In the diagram, there are 26 levels, labelled A, B, C, . . . , Z. There is one dot on level A. Each of levels B, D, F, H, J, . . ., and Z contains twice as many dots as the level immediately above. Each of levels C, E, G, I, K, . . ., and Y contains the same number of dots as the level immediately above. How many dots does level Z contain?

• A. 2048
• B. 4096
• C. 8192
• D. 16384

Answer 1

Since level C contains the same number of dots as level B and level D contains twice as many dots as level $\mathrm{C}$, then level $\mathrm{D}$ contains twice as many dots as level $\mathrm{B}$.

Similarly, level F contains twice as many dots as level D, level H contains twice as many dots as level $\mathrm{F}$, and so on.

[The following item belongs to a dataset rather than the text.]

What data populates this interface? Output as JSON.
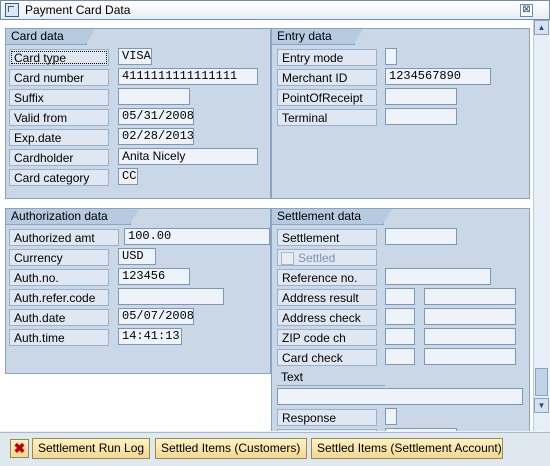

Put another way, the number of dots doubles from level B to level D, from level D to level F, from level $\mathrm{F}$ to level $\mathrm{H}$, and so on.

Since there are 26 levels, then there are 24 levels after level B.

Thus, the number of dots doubles $24 \div 2=12$ times from level $\mathrm{B}$ to level $\mathrm{Z}$.

Therefore, the number of dots on level $\mathrm{Z}$ is $2 \times 2^{12}=2^{13}=8192$.